Wenn Du, Felice, irgendeine Schuld an unserem gemeinsamen Unglück
hast (ich rede jetzt nicht von meiner, die übersteigt alle Berge),
so ist es die, dass Du mich in Prag befestigen wolltest, trotzdem
Du verpflichtet warst einzusehen, dass gerade das Bureau und Prag
mein und damit unser steigendes Verderben bedeutet. Du wolltest mich ja
nicht absichtlich hier festlegen, das glaube ich gar nicht, Deine Vorstellung
der Lebensmöglichkeiten ist furchtloser und beweglicher als meine
(der ich zumindest bis zu den Hüften im österreichischen Beamtentum
und darüber hinaus noch in persönlichen Hemmungen stecke), deshalb
hattest Du auch kein zwingendes Bedürfnis, mit der Zukunft genauer
zu rechnen. Trotzdem wärest Du verpflichtet gewesen, auch das in mir
zu bewerten oder zu ahnen, und zwar selbst gegen mich, selbst gegen meine
Worte. Ich wäre im Grunde keinen Augenblick lang gegen Dich gewesen.
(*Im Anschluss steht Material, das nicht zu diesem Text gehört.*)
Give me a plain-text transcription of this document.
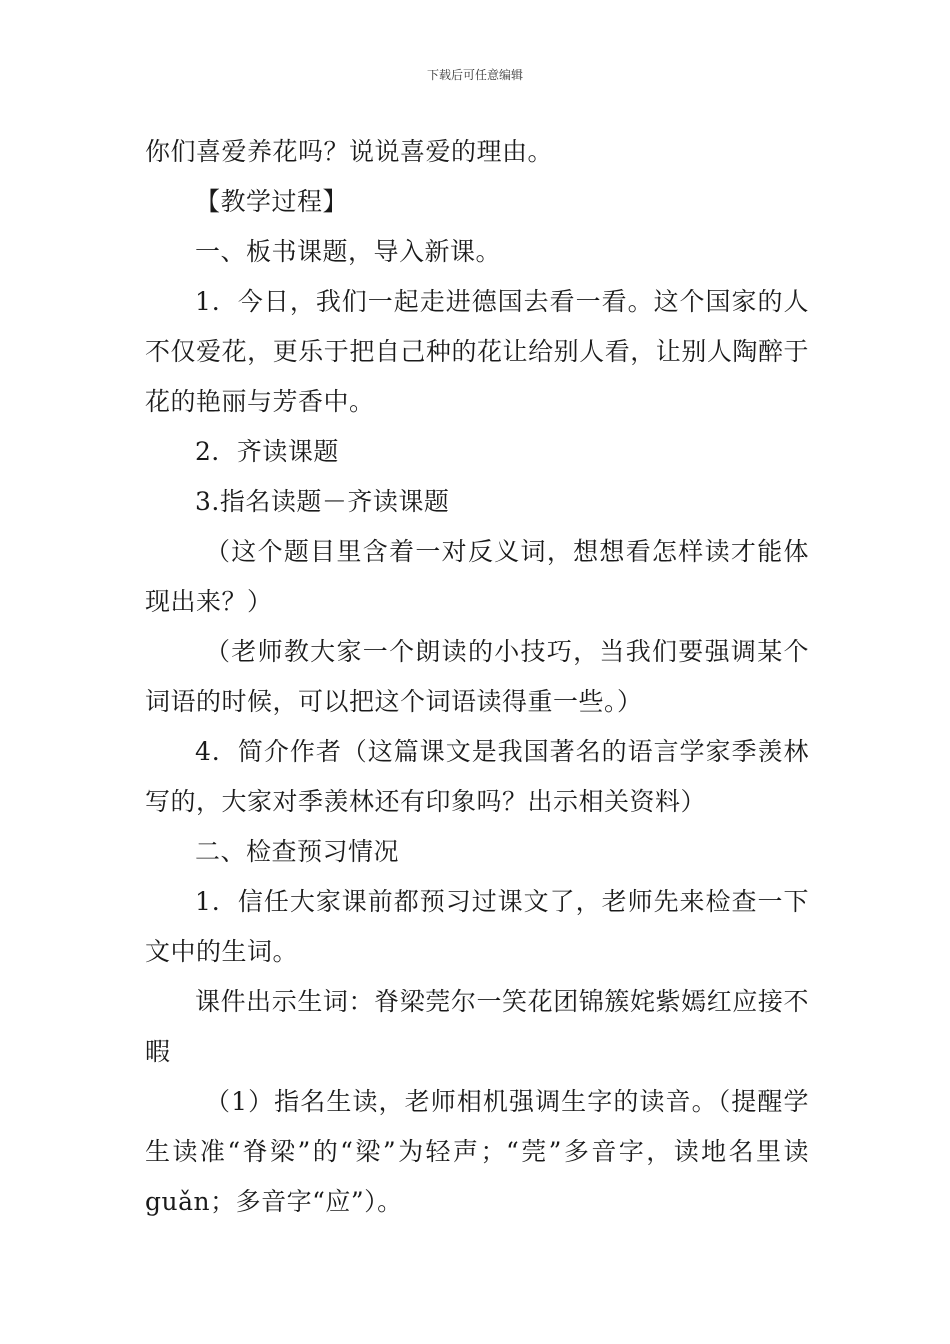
下载后可任意编辑

你们喜爱养花吗？说说喜爱的理由。

【教学过程】

一、板书课题，导入新课。

1．今日，我们一起走进德国去看一看。这个国家的人不仅爱花，更乐于把自己种的花让给别人看，让别人陶醉于花的艳丽与芳香中。

2．齐读课题

3.指名读题－齐读课题

（这个题目里含着一对反义词，想想看怎样读才能体现出来？）

（老师教大家一个朗读的小技巧，当我们要强调某个词语的时候，可以把这个词语读得重一些。）

4．简介作者（这篇课文是我国著名的语言学家季羡林写的，大家对季羡林还有印象吗？出示相关资料）

二、检查预习情况

1．信任大家课前都预习过课文了，老师先来检查一下文中的生词。

课件出示生词：脊梁莞尔一笑花团锦簇姹紫嫣红应接不暇

（1）指名生读，老师相机强调生字的读音。（提醒学生读准“脊梁”的“梁”为轻声；“莞”多音字，读地名里读 guǎn；多音字“应”）。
Was geschah statt dessen? Statt dessen gingen wir in Berlin Möbel
für die Prager Einrichtung eines Beamten einkaufen. Schwere Möbel,
die einmal aufgestellt, kaum mehr wegzubringen schienen. Gerade ihre Solidität
schätztest Du am meisten. Die Kredenz bedrückte mir die Brust,
ein vollkommenes Grabdenkmal oder ein Denkmal Prager Beamtenlebens. Wenn
bei der Besichtigung irgendwo in der Ferne des Möbellagers ein Sterbeglöckchen
geläutet hätte, es wäre nicht unpassend gewesen. Mit Dir,
Felice, mit Dir natürlich, aber frei sein, meine Kräfte arbeiten
lassen, die Du nicht achten konntest, wenigstens in meiner Vorstellung
nicht, wenn Du sie mit diesen Möbeln überbautest. Alte Dinge,
verzeih. Aber unendlich besprechenswert, solange sie nicht durch neue bessere
abgelöst sind.
Herzlich Dein Franz
[Vermutlich Nachschrift zu diesem Brief]
Alles, was ich schreibe, sieht so hart aus, ich kann es nicht so weggehn
lassen, denn ich meine es nicht hart, aber ich bin so bis auf den Grund
zerkratzt und wankend, dass ich nicht genau verantwortlich gemacht
werden darf. Ich lese z. B., dass Du verkühlt bist und kann es
lange nicht richtig fassen, so dicht um mich sind die Gespenster, von denen
mich zu befreien das Bureau mich hindert. Tag und Nacht hängen sie
an mir, wäre ich frei, es wäre meine Seligkeit, sie nach meinem
Willen zu jagen, so aber senken sie mich langsam ein. Solange ich nicht
frei bin, will ich mich nicht sehen lassen, will Dich nicht sehn. Wie Du
gänzlich irregehst, Felice, traurig irregehst, wenn Du andere Gründe
suchst.
Das Buch habe ich erst zu lesen angefangen, im allgemeinen halte ich mich
von allem, auch vom Lesen zurück. Es ist äußerst umständlich,
gibt aber immerhin einen charakteristischen Menschen, mit dem ich allerdings
vorläufig nicht viel anzufangen weiß. Übrigens bin ich
kein Kritiker, weiß so schlecht zu zerlegen, mißverstehe so
leicht, lese so oft an Wichtigem vorüber, trage so unsicher den Gesamteindruck.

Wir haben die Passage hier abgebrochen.